Varias experiencias muy duras lo fueron curtiendo y preparando para el gran reto de su vida. Hace un año, le diagnosticaron una enfermedad que lo llevó a una intervención quirúrgica de alto riesgo. Durante tres meses fue notando una ligera mejoría, pero en otoño, un día de viento y frío, recayó, y las cosas se fueron complicando. Su dolencia fue haciendo estragos. Mientras iniciaba su lento declive, hacía un enorme esfuerzo por estar en función de los demás. Conservaba su delicada cortesía, aunque el brillo de sus ojos se iba apagando. Finalmente, dejó de acudir al grupo de tertulias. Dejó un hueco muy profundo y su ausencia se hizo notar.

Tuvo la suerte de poder pasar las pruebas y el tratamiento en casa, donde contó con la discreta y dulce compañía de su esposa. Subidas y bajadas al hospital, constante seguimiento y control, análisis… Había momentos en que parecía mejorar, luego decaía. Eran las fluctuaciones, normales en este tipo de procesos, hasta que se todo se precipitó.

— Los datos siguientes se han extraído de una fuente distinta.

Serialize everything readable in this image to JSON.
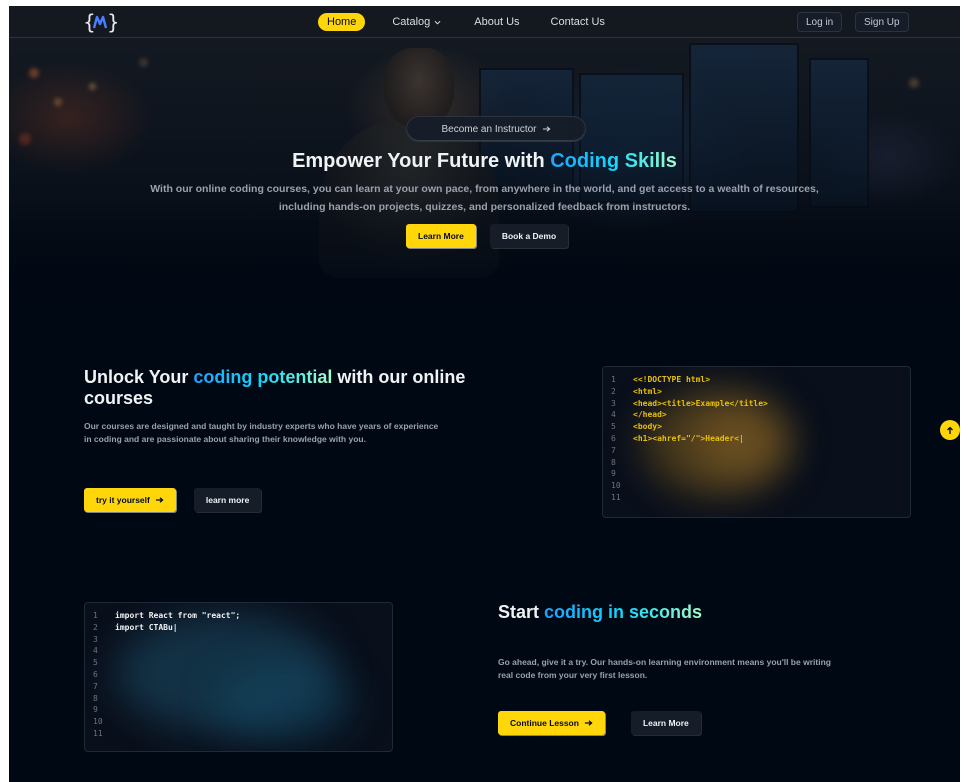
{
  "nav": {
    "links": [
      {
        "label": "Home",
        "active": true
      },
      {
        "label": "Catalog",
        "active": false
      },
      {
        "label": "About Us",
        "active": false
      },
      {
        "label": "Contact Us",
        "active": false
      }
    ],
    "login_label": "Log in",
    "signup_label": "Sign Up"
  },
  "hero": {
    "pill_label": "Become an Instructor",
    "title_prefix": "Empower Your Future with ",
    "title_highlight": "Coding Skills",
    "subtitle": "With our online coding courses, you can learn at your own pace, from anywhere in the world, and get access to a wealth of resources, including hands-on projects, quizzes, and personalized feedback from instructors.",
    "primary_button": "Learn More",
    "secondary_button": "Book a Demo"
  },
  "section1": {
    "title_prefix": "Unlock Your ",
    "title_highlight": "coding potential",
    "title_suffix": " with our online courses",
    "description": "Our courses are designed and taught by industry experts who have years of experience in coding and are passionate about sharing their knowledge with you.",
    "primary_button": "try it yourself",
    "secondary_button": "learn more",
    "code_lines": [
      {
        "n": "1",
        "text": "<<!DOCTYPE html>"
      },
      {
        "n": "2",
        "text": "<html>"
      },
      {
        "n": "3",
        "text": "<head><title>Example</title>"
      },
      {
        "n": "4",
        "text": "</head>"
      },
      {
        "n": "5",
        "text": "<body>"
      },
      {
        "n": "6",
        "text": "<h1><ahref=\"/\">Header<|"
      },
      {
        "n": "7",
        "text": ""
      },
      {
        "n": "8",
        "text": ""
      },
      {
        "n": "9",
        "text": ""
      },
      {
        "n": "10",
        "text": ""
      },
      {
        "n": "11",
        "text": ""
      }
    ]
  },
  "section2": {
    "title_prefix": "Start ",
    "title_highlight": "coding in seconds",
    "description": "Go ahead, give it a try. Our hands-on learning environment means you'll be writing real code from your very first lesson.",
    "primary_button": "Continue Lesson",
    "secondary_button": "Learn More",
    "code_lines": [
      {
        "n": "1",
        "text": "import React from \"react\";"
      },
      {
        "n": "2",
        "text": "import CTABu|"
      },
      {
        "n": "3",
        "text": ""
      },
      {
        "n": "4",
        "text": ""
      },
      {
        "n": "5",
        "text": ""
      },
      {
        "n": "6",
        "text": ""
      },
      {
        "n": "7",
        "text": ""
      },
      {
        "n": "8",
        "text": ""
      },
      {
        "n": "9",
        "text": ""
      },
      {
        "n": "10",
        "text": ""
      },
      {
        "n": "11",
        "text": ""
      }
    ]
  },
  "colors": {
    "accent_yellow": "#ffd60a",
    "background": "#000814",
    "highlight_gradient": [
      "#1fa2ff",
      "#12d8fa",
      "#a6ffcb"
    ]
  },
  "icons": {
    "logo": "curly-brace-logo-icon",
    "catalog": "chevron-down-icon",
    "arrow": "arrow-right-icon",
    "scroll_top": "arrow-up-icon"
  }
}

José, abandonado en manos de Dios, entró en una fase terminal asumiendo con paz esos momentos en los que la puerta del abismo se abría ante él. Sus convicciones religiosas no se tambaleaban, pese a su dolor. Yacía, pero no derrumbado. Permanecía lúcido en su fe; su frágil condición no le quitaba la fortaleza del alma. Desde su debilidad, una energía inusitada le hacía estar atento en medio de su agonía. Siempre preguntaba por los suyos.

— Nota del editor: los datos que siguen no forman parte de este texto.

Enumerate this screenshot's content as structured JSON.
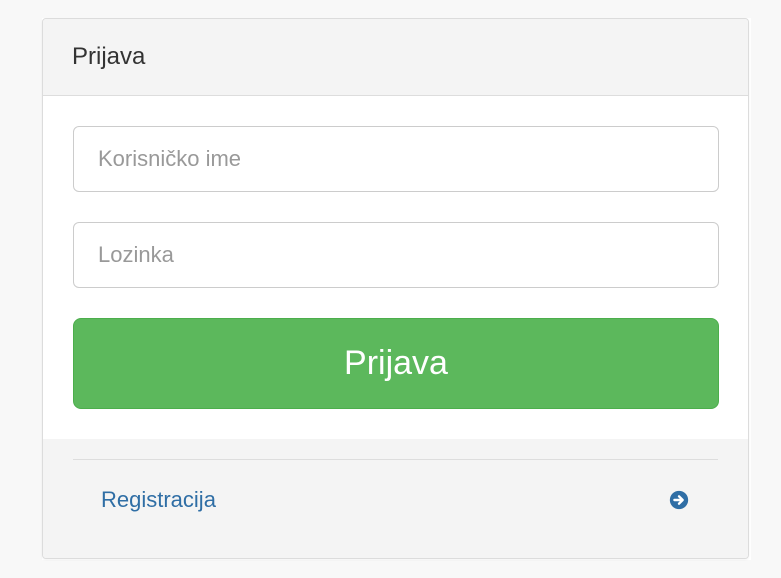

José fue un testimonio de hombre fuerte y de fe que no se rindió. Supo ser señor, abrazando su muerte con la certeza de que no era un final, sino una puerta que se abría para el encuentro definitivo con Aquel que había sido la razón de su existencia: Dios.

Siempre a su lado, Guillermina, esposa fiel, que lo acompañó hasta el último aliento, hizo más llevadero el doloroso trance. Ella fue bálsamo y dulzura para su corazón. Después de 40 años juntos, soñando, compartiendo, amando, fueron fecundos en sus vidas, tanto en el plano humano como espiritual. Cuando el amor es tan fuerte, ni la muerte puede truncar la historia amorosa.

El 6 de marzo ingresó en el hospital y ya no pudo salir. Entre gemidos, sin fuerzas para abrir los ojos, era muy consciente de que se iba. Se apagaba y palidecía, pero no dejaba de rezar. Se abandonó totalmente en Dios en sus últimas horas de agonía. Dócil y humilde, se preparaba para dar el gran salto de su vida, atravesando el abismo que lo separaba de la eternidad. La luz del cielo ya invadía su corazón. Poco a poco, rezando en compañía de Guillermina, ambos cogidos de la mano, dio un suave suspiro y falleció. Eran las diez y media de la noche en el Hospital de la Esperanza.

Estos días, Guillermina me decía que le costaba mucho asumir su ausencia, pero que de alguna manera lo sentía muy presente y vivo en ella. Como toda historia, tiene una parte aquí, en la tierra, y la otra continuará en el cielo. Porque el amor nunca muere: la aventura sigue en la eternidad, en un nuevo escenario, el paraíso.

Como nos recuerda san Juan, Jesús dice: No os dejaré solos, os llevaré conmigo. Qué paz saber que al final de nuestra vida habrá un encuentro, un abrazo, una mirada de Dios Padre que con antelación nos ha preparado un lugar para gozar siempre del remanso de su corazón.


Diego, Julita, José… empiezan un nuevo camino gozoso. Son esos buenos cristianos que van a proteger, cuidar e interceder por la comunidad que tanto han querido y que ha alimentado su fe. Pidámosles que rueguen por nosotros para que la parroquia de San Félix sea cada vez más un cielo en la tierra, donde la caridad sea nuestra razón de ser.